Reinaldo Lopes
A julgar pelo estardalhaço que os jornais, as revistas e a internet andaram fazendo nos últimos tempos, você deve estar se perguntando por que ainda não morreu de gripe aviária, ou “do frango”, como dizem por aí. Todo mundo parece estar esperando a mãe de todas as pandemias, e até o pessoal da sóbria OMS (Organização Mundial da Saúde) fala em 150 milhões de mortos, caso ela vier. O risco é real, mas o fato é que ninguém sabe quando – nem se – a doença vai mesmo se tornar um problema sério para a saúde humana. Aproveitando que a pandemia ainda não veio, é sempre bom dar uma olhada em alguns fatos interessantes – ou assustadores – sobre essa forma de gripe e o vírus que a causa, o famigerado H5N1.

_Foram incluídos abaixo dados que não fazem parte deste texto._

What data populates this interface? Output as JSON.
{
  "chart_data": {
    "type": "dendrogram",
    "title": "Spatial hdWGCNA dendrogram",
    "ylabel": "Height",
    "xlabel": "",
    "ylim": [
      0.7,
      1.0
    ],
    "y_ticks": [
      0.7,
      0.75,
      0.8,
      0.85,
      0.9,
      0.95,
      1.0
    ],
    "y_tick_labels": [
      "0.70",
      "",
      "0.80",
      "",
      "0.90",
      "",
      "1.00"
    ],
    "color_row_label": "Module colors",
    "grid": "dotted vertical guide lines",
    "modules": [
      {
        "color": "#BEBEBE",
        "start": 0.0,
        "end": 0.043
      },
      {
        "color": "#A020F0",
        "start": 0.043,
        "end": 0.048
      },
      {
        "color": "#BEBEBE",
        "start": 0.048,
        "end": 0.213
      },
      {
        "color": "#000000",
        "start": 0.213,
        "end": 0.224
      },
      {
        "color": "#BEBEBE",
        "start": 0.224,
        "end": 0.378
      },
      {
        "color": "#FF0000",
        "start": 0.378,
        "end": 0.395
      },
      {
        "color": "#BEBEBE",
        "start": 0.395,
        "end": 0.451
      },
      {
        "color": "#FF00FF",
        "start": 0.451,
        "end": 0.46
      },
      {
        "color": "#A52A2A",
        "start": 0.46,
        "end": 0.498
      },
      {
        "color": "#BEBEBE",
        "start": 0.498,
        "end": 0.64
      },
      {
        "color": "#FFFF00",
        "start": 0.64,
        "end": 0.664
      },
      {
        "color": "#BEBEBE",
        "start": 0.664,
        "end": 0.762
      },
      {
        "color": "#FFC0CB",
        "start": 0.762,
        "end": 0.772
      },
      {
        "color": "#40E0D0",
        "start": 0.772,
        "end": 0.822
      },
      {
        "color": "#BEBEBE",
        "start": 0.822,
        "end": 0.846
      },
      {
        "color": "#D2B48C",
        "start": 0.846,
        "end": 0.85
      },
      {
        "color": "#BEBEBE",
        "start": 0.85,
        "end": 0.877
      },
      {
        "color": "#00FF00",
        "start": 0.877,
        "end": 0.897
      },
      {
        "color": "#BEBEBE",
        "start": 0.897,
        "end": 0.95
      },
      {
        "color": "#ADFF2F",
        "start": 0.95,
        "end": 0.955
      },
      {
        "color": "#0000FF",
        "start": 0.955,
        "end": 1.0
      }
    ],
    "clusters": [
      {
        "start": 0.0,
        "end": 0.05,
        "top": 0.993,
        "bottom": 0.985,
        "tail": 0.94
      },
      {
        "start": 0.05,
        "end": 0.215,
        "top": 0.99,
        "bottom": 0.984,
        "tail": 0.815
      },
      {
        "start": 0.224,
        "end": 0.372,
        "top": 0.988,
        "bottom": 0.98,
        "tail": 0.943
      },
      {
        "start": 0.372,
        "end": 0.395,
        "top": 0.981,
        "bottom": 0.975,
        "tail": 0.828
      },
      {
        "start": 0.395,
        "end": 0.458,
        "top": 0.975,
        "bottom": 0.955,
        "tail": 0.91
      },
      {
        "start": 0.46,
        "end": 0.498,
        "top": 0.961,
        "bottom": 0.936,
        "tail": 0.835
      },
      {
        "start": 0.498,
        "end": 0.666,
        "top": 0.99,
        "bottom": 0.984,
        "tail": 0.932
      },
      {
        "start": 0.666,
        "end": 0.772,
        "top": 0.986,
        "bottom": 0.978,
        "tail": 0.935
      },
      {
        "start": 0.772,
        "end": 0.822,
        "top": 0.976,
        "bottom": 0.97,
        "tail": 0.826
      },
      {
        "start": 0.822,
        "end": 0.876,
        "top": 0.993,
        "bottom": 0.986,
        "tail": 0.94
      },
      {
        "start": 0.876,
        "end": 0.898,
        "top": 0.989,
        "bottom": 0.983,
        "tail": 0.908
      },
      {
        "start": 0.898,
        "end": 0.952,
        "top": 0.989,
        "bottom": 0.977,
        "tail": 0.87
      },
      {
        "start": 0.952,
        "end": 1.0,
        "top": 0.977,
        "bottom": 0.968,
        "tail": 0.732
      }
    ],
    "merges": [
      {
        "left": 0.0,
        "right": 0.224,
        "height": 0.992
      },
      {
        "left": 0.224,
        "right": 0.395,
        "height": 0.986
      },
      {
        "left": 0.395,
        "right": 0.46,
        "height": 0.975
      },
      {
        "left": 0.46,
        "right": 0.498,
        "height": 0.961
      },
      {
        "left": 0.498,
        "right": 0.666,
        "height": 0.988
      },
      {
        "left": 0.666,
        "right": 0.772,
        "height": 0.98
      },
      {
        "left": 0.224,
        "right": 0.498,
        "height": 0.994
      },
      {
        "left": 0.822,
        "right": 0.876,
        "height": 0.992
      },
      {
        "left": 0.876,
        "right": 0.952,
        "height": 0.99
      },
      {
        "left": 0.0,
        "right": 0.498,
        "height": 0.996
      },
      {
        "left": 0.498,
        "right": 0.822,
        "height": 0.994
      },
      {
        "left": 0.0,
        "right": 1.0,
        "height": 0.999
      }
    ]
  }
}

Porta da frente e porta de trás
A sigla H5N1 vem dos dois principais identificadores dos vírus de gripe, que servem para diferenciar uma variedade da outra. H equivale a hemaglutinina, a proteína que o vírus usa para invadir as células; N quer dizer neuraminidase, outra proteína, responsável pela saída das células. O número 5 indica que esta é a quinta variação do H capaz de infectar humanos.
Modelo compacto
Mais resumido impossível: o código genético dos vírus de gripe (ou influenza, como também são chamados) contém apenas 8 genes (o genoma humano, em comparação, tem cerca de 30 000). Mas eles são mais do que suficientes para “seqüestrar” e bagunçar completamente as células que invadem, dando origem a cópias de si mesmo e espalhando a epidemia.
Risco antigo
Não é de hoje que a humanidade sofre com epidemias surgidas no Extremo Oriente. Há evidências de que algumas das piores de todos os tempos, como a peste negra (que matou um quarto da população européia no século 13) e a gripe espanhola de 1918 (que pode ter feito até 50 milhões de vítimas) também tenham se originado por lá.
Velha novidade
O próprio H5N1 não é exatamente um desconhecido. Em aves, o vírus já tinha sido isolado e identificado nos anos 70, e surtos como os deste ano já tinham acontecido antes em 1998 (na Ásia) e 2003 (quando atingiram a Holanda, bem no meio da Europa Ocidental, situação que ainda não se verificou no surto atual).
Criação de problemas
A tradição de criar animais no Sudeste Asiático é colocar as aves sobre pisos de bambu. Embaixo, são criados porcos. As fezes das galinhas entram na dieta dos suínos (para economizar ração) e todos esses bichos têm contato com aves selvagens. O vírus acaba circulando loucamente de uma espécie para outra e aumenta a probabilidadede infectar humanos.
Vacina embaçada
Um dos motivos para temer o H5N1 é que não é fácil produzir vacinas contra ele. Normalmente, é preciso injetar o vírus em ovos de galinha para fazer a vacina. Mas o H5N1 é tão letal para o embrião que só pode produzir alguma coisa depois de atenuado por modificações genéticas. O processo todo acaba levando entre 6 meses e um ano.
Erva rara
Não é só a vacina que é complicada. Um dos únicos medicamentos que parecem ser capazes de combater o vírus, o Tamiflu, tem entre seus ingredientes o anis-estrela, planta rara e que só pode ser obtida em estado selvagem, na China. Por isso, a cadeia de produção do remédio também envolve entre 6 meses e um ano de trabalho, segundo seu fabricante, a Roche.
Tá tudo resfriado
Qualquer um que tenha espirrado até cansar depois de uma gripe sabe que o vírus causador da doença gosta de se alojar no sistema respiratório humano. O H5N1, porém, dá algumas mostras inquietantes de que consegue se ajeitar em qualquer canto do corpo. Há relatos de pessoas que morreram com diarréia ou com encefalite, por exemplo.
Seguindo o rastro
Há o medo de que o H5N1 se torne tão mortal quanto o vírus da gripe espanhola e, pelo menos parcialmente, ele é fundamentado. A análise genética sugere que o vírus de 1918 também veio de aves e sofreu poucas mudanças para infectar pessoas. Mas muitas mortes na época foram causadas por bactérias que atacaram os já debilitados – em uma época sem antibióticos.
Do sossego ao terror
Na natureza, o vírus da gripe aviária é menos assustador do que se imagina. O seu reservatório, aves migratórias selvagens , abrigam o patógeno em seu organismo (provavelmente no intestino) sem sofrer sintomas severos. O vírus só vira um problema quando salta para espécies desacostumadas a ele – como as aves domésticas e nós.